(Berlin) – Central Asia's political leaders should focus on urgently needed improvements to basic human rights protections for their populations, as they deal with leadership succession and internal politics, Human Rights Watch said today in releasing its World Report 2017.

Central Asian leaders’ efforts to consolidate power in 2016, came at the detriment to human rights protection. In Uzbekistan Shavkat Mirziyoyev succeeded the former authoritarian President Islam Karimov in elections deemed undemocratic, while in Tajikistan President Emomali Rahmon intensified his personality cult amid the worst human rights crackdown in 20 years. In Kyrgyzstan President Almazbek Atambaev focused on constitutional changes and political battles with his opponents ahead of the 2017 presidential elections. In Turkmenistan, a new draft constitution would allow President Gurbanguly Berdimuhamedov to remain in office for life. Kazakhstan’s President Nursultan Nazarbaev, the last of the soviet-era leaders still in power in Central Asia, responded to an economic downturn with strengthening controls on basic rights.

“Many aspects of human rights protection in Central Asia are in crisis,” said Hugh Williamson, Europe and Central Asia division director at Human Rights Watch. “Rather than focusing on elite power politics or consolidating their personal positions, the leaders in the region should move away from repressive policies and take concrete steps to end torture in detention, allow free speech, and release critics from jail.”

Kazakh activist Maks Bokaev speaking to demonstrators at protest rally in Atyrau. April 24, 2016. 

© 2016 Sania Toiken(RFE/RL Kazakh Service)

In the 687-page World Report, its 27th edition, Human Rights Watch reviews human rights practices in more than 90 countries. In his introductory essay, Executive Director Kenneth Roth writes that a new generation of authoritarian populists seeks to overturn the concept of human rights protections, treating rights as an impediment to the majority will. For those who feel left behind by the global economy and increasingly fear violent crime, civil society groups, the media, and the public have key roles to play in reaffirming the values on which rights-respecting democracy has been built.

Authorities in Kazakhstan in 2016 jailed peaceful protesters, targeted outspoken activists with vague and overbroad criminal charges, and prosecuted independent journalists. Parliament adopted laws placing burdens and restrictions on nongovernmental organizations. The opposition leader Vladimir Kozlov was released on parole, but two activists were put on trial on politically motivated charges in connection with peaceful land reform protests. Impunity for torture persists and authorities restrict workers’ rights.

There were few meaningful improvements in Kyrgyzstan’s human rights record. Authorities failed to carry out a March 2016 decision by the United Nations Human Rights Committee calling for the immediate release of the imprisoned human rights defender Azimjon Askarov. Parliament rejected a draft law on “foreign agents” that would have demonized many nongovernmental groups, but another bill to allow discrimination against LGBT people is pending. Impunity for ill-treatment and torture remains the norm. In December 2015, the Kyrgyzstan government denied entry to a Human Rights Watch Central Asia researcher based in Bishkek. The ban remains in place.

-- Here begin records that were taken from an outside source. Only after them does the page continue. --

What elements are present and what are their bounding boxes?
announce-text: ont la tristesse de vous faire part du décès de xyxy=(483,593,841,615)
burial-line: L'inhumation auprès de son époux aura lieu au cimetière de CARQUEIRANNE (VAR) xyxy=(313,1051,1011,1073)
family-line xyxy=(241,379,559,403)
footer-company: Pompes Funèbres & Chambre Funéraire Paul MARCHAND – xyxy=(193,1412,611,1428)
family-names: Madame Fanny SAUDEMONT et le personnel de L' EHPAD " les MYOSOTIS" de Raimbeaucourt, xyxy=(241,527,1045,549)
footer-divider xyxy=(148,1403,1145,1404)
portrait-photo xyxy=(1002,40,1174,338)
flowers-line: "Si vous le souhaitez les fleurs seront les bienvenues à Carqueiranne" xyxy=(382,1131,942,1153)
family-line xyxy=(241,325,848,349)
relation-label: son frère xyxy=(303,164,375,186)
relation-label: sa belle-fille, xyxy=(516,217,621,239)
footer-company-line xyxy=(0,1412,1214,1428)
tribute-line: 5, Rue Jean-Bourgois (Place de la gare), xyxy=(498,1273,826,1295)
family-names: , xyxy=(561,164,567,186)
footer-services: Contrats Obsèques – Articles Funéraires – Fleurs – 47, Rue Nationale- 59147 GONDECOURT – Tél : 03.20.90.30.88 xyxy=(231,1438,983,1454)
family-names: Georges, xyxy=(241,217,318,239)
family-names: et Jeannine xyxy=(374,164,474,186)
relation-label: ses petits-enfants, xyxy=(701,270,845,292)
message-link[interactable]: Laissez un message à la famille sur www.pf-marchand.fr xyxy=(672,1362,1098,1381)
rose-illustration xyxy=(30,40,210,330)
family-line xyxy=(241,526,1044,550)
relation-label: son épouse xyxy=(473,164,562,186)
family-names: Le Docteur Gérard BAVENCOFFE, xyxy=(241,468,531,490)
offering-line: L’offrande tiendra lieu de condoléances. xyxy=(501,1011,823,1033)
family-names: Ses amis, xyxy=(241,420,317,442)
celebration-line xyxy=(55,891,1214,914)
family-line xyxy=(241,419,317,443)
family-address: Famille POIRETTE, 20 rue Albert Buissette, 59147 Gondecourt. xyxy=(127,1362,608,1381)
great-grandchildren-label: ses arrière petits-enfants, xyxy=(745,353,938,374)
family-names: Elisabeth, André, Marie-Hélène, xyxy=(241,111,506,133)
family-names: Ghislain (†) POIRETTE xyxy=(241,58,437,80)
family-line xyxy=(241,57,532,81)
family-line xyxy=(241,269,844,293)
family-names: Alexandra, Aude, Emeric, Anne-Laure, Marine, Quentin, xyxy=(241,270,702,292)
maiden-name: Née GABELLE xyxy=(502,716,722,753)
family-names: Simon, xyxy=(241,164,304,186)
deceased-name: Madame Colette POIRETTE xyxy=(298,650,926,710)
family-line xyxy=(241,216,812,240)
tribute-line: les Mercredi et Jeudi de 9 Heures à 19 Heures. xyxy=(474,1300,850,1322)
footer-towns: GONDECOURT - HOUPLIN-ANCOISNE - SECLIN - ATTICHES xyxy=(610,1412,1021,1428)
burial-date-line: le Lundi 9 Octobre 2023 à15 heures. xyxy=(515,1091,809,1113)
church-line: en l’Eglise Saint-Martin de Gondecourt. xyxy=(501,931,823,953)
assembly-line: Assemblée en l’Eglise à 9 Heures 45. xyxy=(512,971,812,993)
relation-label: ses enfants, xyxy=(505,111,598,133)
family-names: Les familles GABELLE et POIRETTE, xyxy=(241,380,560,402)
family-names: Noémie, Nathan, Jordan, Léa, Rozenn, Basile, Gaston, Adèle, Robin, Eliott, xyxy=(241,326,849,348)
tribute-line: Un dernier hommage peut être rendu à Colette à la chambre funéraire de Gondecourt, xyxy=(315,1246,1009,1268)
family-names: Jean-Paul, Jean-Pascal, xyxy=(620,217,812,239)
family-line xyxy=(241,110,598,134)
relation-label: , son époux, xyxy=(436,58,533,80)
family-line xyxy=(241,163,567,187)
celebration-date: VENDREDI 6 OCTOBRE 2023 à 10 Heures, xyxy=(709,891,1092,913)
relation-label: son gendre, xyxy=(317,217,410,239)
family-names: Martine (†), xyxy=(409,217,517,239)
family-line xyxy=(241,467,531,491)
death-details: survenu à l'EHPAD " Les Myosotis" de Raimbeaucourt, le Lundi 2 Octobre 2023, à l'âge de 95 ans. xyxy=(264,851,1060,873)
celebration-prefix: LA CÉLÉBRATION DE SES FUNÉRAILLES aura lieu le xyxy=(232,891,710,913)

Tajikistan’s human rights situation deteriorated sharply, as authorities sentenced the leadership of the country’s main opposition party to lengthy prison terms, imprisoned human rights lawyers and other perceived government critics, and predetermined the result of a constitutional referendum that will allow Rahmon, the authoritarian president, to remain president for life. Authorities organized and led numerous acts of retaliation, including incidents of mob violence, against relatives of government critics who are living abroad.

Turkmenistan remained among the world’s most repressive and closed countries, where the president and his associates have total control over all aspects of public life. The government ruthlessly punishes any alternative political or religious expression and exerts total control over access to information. Independent critics and their families, including those in exile, face constant threat of government reprisal. Authorities impose informal and arbitrary travel bans on activists and relatives of exiled dissidents, and others. Dozens of people remain forcibly disappeared, presumably in Turkmen prisons.

The installation of former Prime Minister Mirziyoyev as president failed to usher in any meaningful improvements in Uzbekistan’s abysmal human rights record. Authorities maintain rigid control over the population, severely curtailing the freedoms of association, expression and religion. Thousands of people remain imprisoned on politically motivated charges, torture is widespread, and authorities repeatedly harass rights activists, opposition members, and journalists. Authorities also forced over a million adults to harvest cotton during the 2016 harvest under harsh conditions, netting enormous profits for the government.